Businesses across the globe are operating deep within a transitional period. Change has been underway for several years, and the end result is very near.
Throughout history, every great idea has been met with some resistance. In order for change to happen, transition must first take place and this often scares people. It is the transition, not change itself, that is the most unnerving.
The switchover from paper to digital files still meets resistance, but it is getting weaker everyday as they find diminishing reasons to hold up their belief that paper is better than dealing with digital documents.
However, transition takes time, which is a commodity that most people in business perceive as a limited resource. What they don't realize is that transition banks time as an investment and gives it back to you at a later date, with interest.

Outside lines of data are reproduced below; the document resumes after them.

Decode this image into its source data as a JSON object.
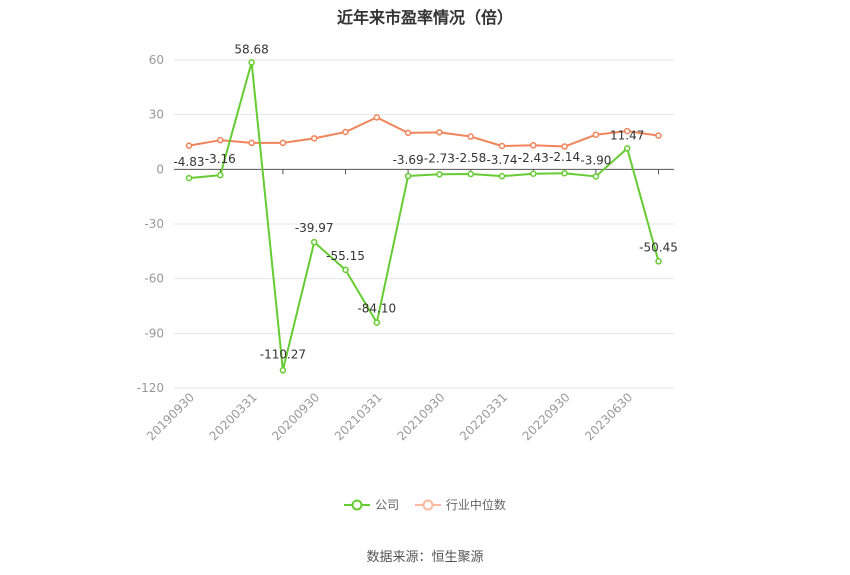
{
  "chart_data": {
    "type": "line",
    "title": "近年来市盈率情况（倍）",
    "xlabel": "",
    "ylabel": "",
    "ylim": [
      -120,
      60
    ],
    "yticks": [
      60,
      30,
      0,
      -30,
      -60,
      -90,
      -120
    ],
    "grid": true,
    "legend_position": "bottom",
    "x_tick_labels": [
      "20190930",
      "20200331",
      "20200930",
      "20210331",
      "20210930",
      "20220331",
      "20220930",
      "20230630"
    ],
    "x_tick_positions": [
      0,
      2,
      4,
      6,
      8,
      10,
      12,
      14
    ],
    "point_count": 16,
    "series": [
      {
        "name": "公司",
        "color": "#66cc33",
        "values": [
          -4.83,
          -3.16,
          58.68,
          -110.27,
          -39.97,
          -55.15,
          -84.1,
          -3.69,
          -2.73,
          -2.58,
          -3.74,
          -2.43,
          -2.14,
          -3.9,
          11.47,
          -50.45
        ],
        "labels": [
          "-4.83",
          "-3.16",
          "58.68",
          "-110.27",
          "-39.97",
          "-55.15",
          "-84.10",
          "-3.69",
          "-2.73",
          "-2.58",
          "-3.74",
          "-2.43",
          "-2.14",
          "-3.90",
          "11.47",
          "-50.45"
        ]
      },
      {
        "name": "行业中位数",
        "color": "#f0845a",
        "values": [
          13.0,
          16.0,
          14.5,
          14.5,
          17.0,
          20.5,
          28.5,
          20.0,
          20.3,
          18.0,
          12.8,
          13.2,
          12.5,
          19.0,
          21.0,
          18.5
        ]
      }
    ]
  },
  "source_text": "数据来源：恒生聚源"
}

The music industry was caught out by its unwillingness to accept digital files as a legitimate way of distributing music. As a result, sales of physical format music have fallen year-after-year as the large recording studios continue to be baffled as to why they are not profiting in the same way as they once were.
The attitude of resistance and stalling to see what happened proved detrimental to the music industry as a whole. Artists suffered too as they earned less due to illegal downloading, while the consumer had less choice in the type of music they could buy. Lessons to be learned:
Make Clouds, Not War
For many, even those who are otherwise very tech inclined, a pen and notepad is still the best way to record and formulate ideas. For me, sometimes seeing something in plain black and white text on a sheet of paper is more conducive to concentration than a small digital screen.
The problem, of course, is that you cannot carry around a thousand notepads, or miss out on an opportunity because you left the correct one at home or back at the office. It’s the same in accounting. You’d be pretty peeved with your own accountant if they misplaced important receipts that were needed to file your tax returns.
With Cloud Computing, you keep digital records which allow you more time and freedom and offer your client more flexibility, security and instantaneous service that is unrivalled.
Society as a whole operates in an increasingly paperless world. Newspaper and magazine sales are down as people get their news and entertainment on PCs and mobile devices. People don't send letters anymore, they send email, which is much more convenient, cost-effective and speedy. Even important documents like bank statements are delivered to customers through the web.
Hardened "old school" business types may still cling to the concept of the "hard copy" with what they think is good reason. They just can't get away from using paper to conduct their business – it’s simply a part of their mindset. Others have just never known any other way and are unwilling or unable to facilitate change. What they don't realize is that the benefits of going even partly paperless are numerous, and it’s not hard to make the switch.
It doesn’t take hours to become a paperless, or partly paperless, business. There are a plethora of applications that can be quickly downloaded and are user friendly and ready to use in minutes. Some are free and others are available at varying cost subject to your needs.
Google Drive is the benchmark for work projects that need a collaborative effort and require constant updating. It is a good in-house tool for the working environment. Dropbox offers a similar type of service and can also be used to back up important personal files. Box.com offers a range of different services to the more advanced user or business.
Bookkeepers and accountants have an industry specific application, LedgerDocs, that allows financial documents to be securely emailed directly into its system, or via a portal.
It’s all about identifying what your business needs and then utilizing the correct app to make your day-to-day business run as smooth as a 57’ Chevy when it first came out of the GM plant 55 years ago.